Description
I noticed that there might be an inconsistency in the Pareto k-values between different approaches for standard importance sampling (SIS):
library(loo)
log_ratios <- -1 * example_loglik_array()
log_ratios <- log_ratios[1:3, , ]
r_eff <- relative_eff(exp(-log_ratios))
# Call psis():
psis_result <- psis(log_ratios, r_eff = r_eff)
# In fact, SIS was used (due to the small number of draws):
lw_sis <- apply(log_ratios, 3, as.vector)
lw_sis <- sweep(lw_sis, 2, apply(lw_sis, 2, matrixStats::logSumExp))
stopifnot(all.equal(weights(psis_result), lw_sis,
tolerance = .Machine$double.eps))
# Now request SIS explicitly:
sis_result <- sis(log_ratios, r_eff = r_eff)
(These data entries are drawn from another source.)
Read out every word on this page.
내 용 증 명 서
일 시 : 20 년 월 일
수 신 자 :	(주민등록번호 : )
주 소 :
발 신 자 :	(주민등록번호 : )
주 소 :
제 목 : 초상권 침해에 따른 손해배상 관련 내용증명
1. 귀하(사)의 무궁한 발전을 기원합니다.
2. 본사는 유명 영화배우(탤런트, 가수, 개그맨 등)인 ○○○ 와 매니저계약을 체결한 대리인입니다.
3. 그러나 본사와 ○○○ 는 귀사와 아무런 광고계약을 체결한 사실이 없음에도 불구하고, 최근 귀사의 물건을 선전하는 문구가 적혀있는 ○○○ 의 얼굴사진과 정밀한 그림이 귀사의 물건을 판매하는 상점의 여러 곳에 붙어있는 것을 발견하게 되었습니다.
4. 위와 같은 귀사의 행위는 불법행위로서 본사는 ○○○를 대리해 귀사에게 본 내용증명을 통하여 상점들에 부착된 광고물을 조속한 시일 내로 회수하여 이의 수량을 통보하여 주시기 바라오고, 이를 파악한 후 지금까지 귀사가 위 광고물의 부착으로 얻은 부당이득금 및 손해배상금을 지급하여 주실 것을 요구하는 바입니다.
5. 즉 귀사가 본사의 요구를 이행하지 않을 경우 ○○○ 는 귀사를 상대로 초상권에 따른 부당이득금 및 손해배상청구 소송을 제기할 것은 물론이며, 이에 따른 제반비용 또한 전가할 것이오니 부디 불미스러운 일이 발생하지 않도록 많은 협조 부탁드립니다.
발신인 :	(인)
# The (log) weights are as expected:
stopifnot(all.equal(weights(sis_result), lw_sis,
tolerance = .Machine$double.eps))
# However:
table(pareto_k_values(psis_result))
## Inf
## 32
table(pareto_k_values(sis_result))
## 0
## 32
The point is that calling psis()
with a small number of draws will cause the Pareto smoothing not to take place. Instead, SIS is used, as demonstrated above. In that case, the Pareto k-values are Inf
. When using sis()
explicitly, the Pareto k-values are 0
.
Background: In projpred, it is possible (although not encouraged and in particular, this is not the default behavior) to use PSIS-LOO CV with the search being excluded from the CV (validate_search = FALSE
) and a small number of thinned draws. In principle, projpred could use sis()
explicitly in such a case (and then either continue with the Pareto k-values which are all 0
or even skip the Pareto k checks), but that requires to catch the "small S" case manually (which is not a problem, but if loo changes anything in its "small S" decision rule in the future, this would require adapting projpred's decision rule analogously). Using psis()
would be more straightforward, but then we have Pareto k-values which are Inf
, which would trigger warnings in the Pareto k checks.